A few fun questions…
When the words aren’t flowing—or when you want to celebrate if they are—what is your favorite comfort food and why?I try to be really conscious of the foods I put in my mouth and body. I avoid all things artificial and super-processed, including the syrups cafes put in their flavored lattes. I typically take my coffee black. But Starbucks had a new item on their menus this past holiday season that has given me a crisis of conscience. The Chestnut Praline Latte (with an extra shot of espresso, thank you very much) is perfection. At the end of January, I’m still approaching the drive-thru speaker once a week and timidly asking, “Do you have the chestnut-praline syrup?” Bad, Amanda. Bad!
If you knew you couldn’t fail, what dream would you pursue?While I was in grad school, my cell phone ringtone was the theme from Raiders of the Lost Ark. Yes, it’s a cliche, but every archaeologist wants to be Indiana Jones. I’m no different. My graduate degree is concentrated in biblical archaeology, and few times in my life have I been as happy as I was when sitting in a huge hole in Israel dusting dust off of dust. I would love to make archaeology my career, spending three months of the summer in the field and the rest of the year in a museum analyzing my finds. Real archaeologists never have Indiana Jones moments. We get over-the-moon excited when we find bichrome pottery in what we thought was a monochrome stratus, but we all dream of one day snatching our rimmed hats away from the traps of dangerous Nazi ark hunters!

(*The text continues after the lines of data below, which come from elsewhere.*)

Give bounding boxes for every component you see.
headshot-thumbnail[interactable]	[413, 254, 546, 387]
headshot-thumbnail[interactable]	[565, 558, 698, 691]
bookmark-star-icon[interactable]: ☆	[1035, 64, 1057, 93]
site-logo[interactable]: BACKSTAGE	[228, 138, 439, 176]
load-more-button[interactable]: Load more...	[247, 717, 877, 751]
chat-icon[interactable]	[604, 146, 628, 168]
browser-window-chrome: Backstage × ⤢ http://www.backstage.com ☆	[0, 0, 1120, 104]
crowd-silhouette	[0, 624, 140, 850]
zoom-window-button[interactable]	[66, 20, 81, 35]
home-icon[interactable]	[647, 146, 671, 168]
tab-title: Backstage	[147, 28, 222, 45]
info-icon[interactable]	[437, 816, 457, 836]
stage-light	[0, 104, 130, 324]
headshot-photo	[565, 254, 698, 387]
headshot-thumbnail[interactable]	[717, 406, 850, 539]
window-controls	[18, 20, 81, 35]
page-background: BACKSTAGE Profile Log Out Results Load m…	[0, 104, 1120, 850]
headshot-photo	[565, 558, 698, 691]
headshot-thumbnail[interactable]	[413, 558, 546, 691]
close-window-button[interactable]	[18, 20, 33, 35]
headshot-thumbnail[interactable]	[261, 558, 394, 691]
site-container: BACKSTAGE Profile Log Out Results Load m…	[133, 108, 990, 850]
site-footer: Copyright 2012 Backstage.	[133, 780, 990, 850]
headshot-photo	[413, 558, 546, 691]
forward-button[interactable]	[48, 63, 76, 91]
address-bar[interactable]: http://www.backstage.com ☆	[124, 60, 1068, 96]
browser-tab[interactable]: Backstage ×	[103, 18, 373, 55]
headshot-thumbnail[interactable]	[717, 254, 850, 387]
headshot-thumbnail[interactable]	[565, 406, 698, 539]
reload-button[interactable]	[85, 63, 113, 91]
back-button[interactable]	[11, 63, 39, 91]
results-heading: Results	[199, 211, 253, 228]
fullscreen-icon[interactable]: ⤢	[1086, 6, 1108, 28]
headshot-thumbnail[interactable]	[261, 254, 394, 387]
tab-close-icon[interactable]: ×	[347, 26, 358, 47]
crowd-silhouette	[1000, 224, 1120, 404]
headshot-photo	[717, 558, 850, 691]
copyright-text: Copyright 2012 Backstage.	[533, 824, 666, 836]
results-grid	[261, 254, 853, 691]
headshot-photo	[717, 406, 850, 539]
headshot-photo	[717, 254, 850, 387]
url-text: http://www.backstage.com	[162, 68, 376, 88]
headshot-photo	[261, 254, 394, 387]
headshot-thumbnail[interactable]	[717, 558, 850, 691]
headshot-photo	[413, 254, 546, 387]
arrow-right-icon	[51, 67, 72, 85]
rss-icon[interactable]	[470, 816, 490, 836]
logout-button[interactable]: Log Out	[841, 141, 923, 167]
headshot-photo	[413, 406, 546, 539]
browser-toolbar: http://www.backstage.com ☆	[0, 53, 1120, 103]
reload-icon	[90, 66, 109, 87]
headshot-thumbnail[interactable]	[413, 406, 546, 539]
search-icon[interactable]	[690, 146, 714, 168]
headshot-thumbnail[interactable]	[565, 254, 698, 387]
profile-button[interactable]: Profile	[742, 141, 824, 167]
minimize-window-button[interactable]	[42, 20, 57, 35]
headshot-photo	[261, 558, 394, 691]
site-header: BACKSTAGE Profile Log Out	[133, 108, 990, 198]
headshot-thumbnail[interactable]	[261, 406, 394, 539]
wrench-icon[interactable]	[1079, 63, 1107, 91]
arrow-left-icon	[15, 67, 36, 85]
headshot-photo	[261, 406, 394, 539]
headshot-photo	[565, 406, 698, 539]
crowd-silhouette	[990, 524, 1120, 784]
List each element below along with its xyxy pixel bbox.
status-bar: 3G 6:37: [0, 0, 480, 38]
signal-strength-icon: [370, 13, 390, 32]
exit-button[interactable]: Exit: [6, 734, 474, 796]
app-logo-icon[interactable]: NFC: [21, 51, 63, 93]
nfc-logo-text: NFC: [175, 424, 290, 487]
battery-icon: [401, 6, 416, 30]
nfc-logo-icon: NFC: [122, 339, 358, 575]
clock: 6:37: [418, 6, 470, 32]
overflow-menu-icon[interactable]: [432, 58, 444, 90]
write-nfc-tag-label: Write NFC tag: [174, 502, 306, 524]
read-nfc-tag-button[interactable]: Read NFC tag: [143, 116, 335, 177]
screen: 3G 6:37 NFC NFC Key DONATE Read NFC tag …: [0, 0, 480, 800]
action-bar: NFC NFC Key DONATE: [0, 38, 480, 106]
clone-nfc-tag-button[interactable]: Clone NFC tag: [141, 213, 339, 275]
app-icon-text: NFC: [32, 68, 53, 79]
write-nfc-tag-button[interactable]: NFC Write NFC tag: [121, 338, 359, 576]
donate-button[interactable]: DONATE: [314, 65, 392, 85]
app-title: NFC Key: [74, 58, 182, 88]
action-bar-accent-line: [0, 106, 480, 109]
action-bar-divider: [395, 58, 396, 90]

What Bible passage or story best describes your journey of faith?The most inspiring woman in the Bible, to me, is granted three verses of Scripture. Anna was the wife of a temple priest and she did not have children. She went to the temple courtyard every day and she prayed. Because of her faithfulness, God promised she’d see the Christ child before she died. At eighty-six, Anna was doing her habitual morning prayer when Mary and Joseph walked in with eight-day-old Jesus.
Anna’s story is in the gospel because she identified Jesus as the Messiah. The fact that she was childless is ancillary. I wish I knew more about her. I wish I knew how she survived month after month of disappointment. I wonder if she was ever pregnant. Did she have a miscarriage? Did she have a baby and then lose him or her to illness? Anna teaches us something very important. Her three verses of scripture prove that a child is not a reward for a woman’s faithfulness to God. Meeting God face-to-face is the reward.
I’m a dog lover. Please tell us about your pets, if any, or your favorite pet as a child.When I was six years old, Daddy let me pick out a puppy from a litter of thirteen Basset Hounds. We named her Sofi, and she was all Basset: stubborn, silly, and not-all-that brilliant. She died when I was in college and I cried an entire day. Since then, I’ve always wanted another dog but my husband of twelve years resisted . . . until about two months ago. We will be picking up our first puppy on January 31st. He’s a Basset Hound, too, and we’ll call him Copper. Based on the short videos the breeder has been sending each week, we’re bringing home a lazy guy who loves to chew chew chew! . . . on those rare occassions when he’s awake.
Thanks, Amanda! It’s great having you as a guest at DivineDetour.